後日談
ラメス国での舞踏会から戻ったエリスとミリスは、それぞれの城で過ごしていました。
エリスは舞踏会以来、ずっと腹を立てていました。
「まったく、私を利用しようとするなんて、とんだ王子だねぇ!」
「エリス様は美しいですから、王子が妻にするという嘘をついたのもわかる気がします」
鏡は淡々と感想を述べます。
「鏡よ、お前は王子の味方をするのかい?」
「いいえ。私は事実を述べただけでございます」
「ふんっ。王子といい、お前といい私の機嫌を損ねるのがうまいものだね」
「ありがとうございます」
「ほめていないよ。あんまり無駄口たたくと粉々にするからね」
エリスがハンマーをちらつかせたので、鏡は黙ることにしました。
「そういえば、あの憎たらしい王子とあの娘はどうなったんだろうねぇ。鏡よ、その2人をうつしな」
エリスは不敵な笑みを浮かべながら鏡をのぞきます。
そこに映っていたのは、アース王子とシャロンが微笑みあっている場面でした。
「はい。そのお2人でしたら、あの後ご結婚されたそうです」
「なに? あの2人は毒で死んだんじゃないのかい!」
「どうやら仮死状態だったらしく、命に別状はなかったようです」
鏡の答えにエリスは歯ぎしりをしました。
「おのれ……私より幸せになるなんて許さないよ! しかし、なぜ2人は死ななかった?」
エリスは考えを巡らせます。そして気づきました。
「ミリスの奴、依頼された品をかえたね。だから2人は死ななかったんだ」
「あぁ、ミリス様はお優しいですからね」
「やかましい! おのれミリス、私の邪魔をしたこと、許さないからねーっ!」
エリスは怒りに任せて、持っていたハンマーを振り回します。
「エリス様、ハンマーを振り回すのはおやめ下さい。私に当たってしまいます」
「きーっ! ミリス、覚えておきなよ!」
「くしゅんっ」
エリスが城の中で叫んでいる時、ミリスはくしゃみをしていました。
「大丈夫ですか、ミリス様」
「平気よ。ちょっと悪寒がしただけだから」
ミリスはいつも通り液体の入ったつぼを回していました。
外から戻ってきたカイは、カバンから新聞を取り出します。
「あら、それどうしたの?」
「買い出しをしていたら、配っていたのでもらってきたんです」
「ふーん。
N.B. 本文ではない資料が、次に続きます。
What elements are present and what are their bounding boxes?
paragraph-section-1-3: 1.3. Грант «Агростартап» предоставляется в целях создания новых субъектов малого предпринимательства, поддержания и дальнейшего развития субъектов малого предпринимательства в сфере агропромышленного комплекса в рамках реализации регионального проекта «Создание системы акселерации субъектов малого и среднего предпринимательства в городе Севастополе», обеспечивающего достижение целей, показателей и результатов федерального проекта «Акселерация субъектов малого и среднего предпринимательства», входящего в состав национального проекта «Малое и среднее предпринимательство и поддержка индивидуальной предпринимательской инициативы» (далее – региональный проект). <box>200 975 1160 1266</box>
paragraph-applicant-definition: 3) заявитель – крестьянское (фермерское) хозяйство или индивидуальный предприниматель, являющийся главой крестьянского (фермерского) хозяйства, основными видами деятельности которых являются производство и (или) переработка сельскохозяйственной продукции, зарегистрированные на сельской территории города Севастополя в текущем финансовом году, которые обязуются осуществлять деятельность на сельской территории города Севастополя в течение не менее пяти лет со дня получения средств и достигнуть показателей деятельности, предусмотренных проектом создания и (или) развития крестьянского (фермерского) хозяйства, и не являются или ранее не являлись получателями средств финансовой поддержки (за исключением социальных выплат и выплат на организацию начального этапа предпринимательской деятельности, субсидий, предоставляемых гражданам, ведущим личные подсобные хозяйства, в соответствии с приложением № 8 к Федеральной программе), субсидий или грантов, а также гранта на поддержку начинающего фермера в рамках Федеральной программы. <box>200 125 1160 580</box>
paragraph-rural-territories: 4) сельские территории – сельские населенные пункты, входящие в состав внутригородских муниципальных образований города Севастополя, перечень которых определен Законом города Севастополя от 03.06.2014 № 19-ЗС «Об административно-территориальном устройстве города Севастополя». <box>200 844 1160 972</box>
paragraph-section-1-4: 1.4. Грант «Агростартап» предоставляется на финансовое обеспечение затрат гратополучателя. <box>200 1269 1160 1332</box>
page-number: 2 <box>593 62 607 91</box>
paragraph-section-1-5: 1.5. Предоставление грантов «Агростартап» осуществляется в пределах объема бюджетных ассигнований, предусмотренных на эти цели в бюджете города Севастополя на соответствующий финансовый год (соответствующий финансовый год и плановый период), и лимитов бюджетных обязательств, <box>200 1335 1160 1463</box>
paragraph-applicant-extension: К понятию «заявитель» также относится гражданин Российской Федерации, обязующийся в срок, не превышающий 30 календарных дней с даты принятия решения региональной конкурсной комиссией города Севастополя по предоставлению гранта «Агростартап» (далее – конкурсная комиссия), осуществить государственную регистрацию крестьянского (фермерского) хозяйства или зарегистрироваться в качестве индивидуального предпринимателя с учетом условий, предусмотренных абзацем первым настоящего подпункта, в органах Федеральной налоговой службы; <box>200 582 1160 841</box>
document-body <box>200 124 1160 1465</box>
ちょっと見せてちょうだい」
ミリスは少し興味がわき、カイから新聞をもらい目を通します。
そして、少し笑みを浮かべたミリスを見て、カイは首を傾げました。
「どうかしたのですか?」
「ふふっ。あの2人、結婚したそうよ」
「あぁ、ミリス様の毒で仮死状態になったお2人ですね」
新聞には、アース王子とシャロンの結婚の記事が大きく載っていました。
舞踏会のその後、仮死状態になりお互いが大切なことを気づいた2人は結婚しました。
「あ、ミリス様。ここに小さく依頼人の記事もありますよ」
「あら、本当。ちゃんと罰は受けたみたいね」
そこには、リース王子の国外追放の記事が載っていました。
死ななかったとはいえ、毒を盛った事実によりリース王子は追放されたのです。
それを見たミリスは微笑みます。
「よかったわ、誰1人死なずに済んだんですもの」
「でも、とんだ舞踏会でしたね。まさかエリス様もその場にいたとは……」
「そうね。でもこのことを知ったら、きっと激怒すると思うわよ」
ミリスはいたずらな笑みを浮かべます。
予想通り、エリスが怒り狂ってわめき散らしていることをミリスやカイは知りません。
そして、記事の下には小さくこう書かれていました。
お2人の結婚には、2人の魔女が関わっていた、と。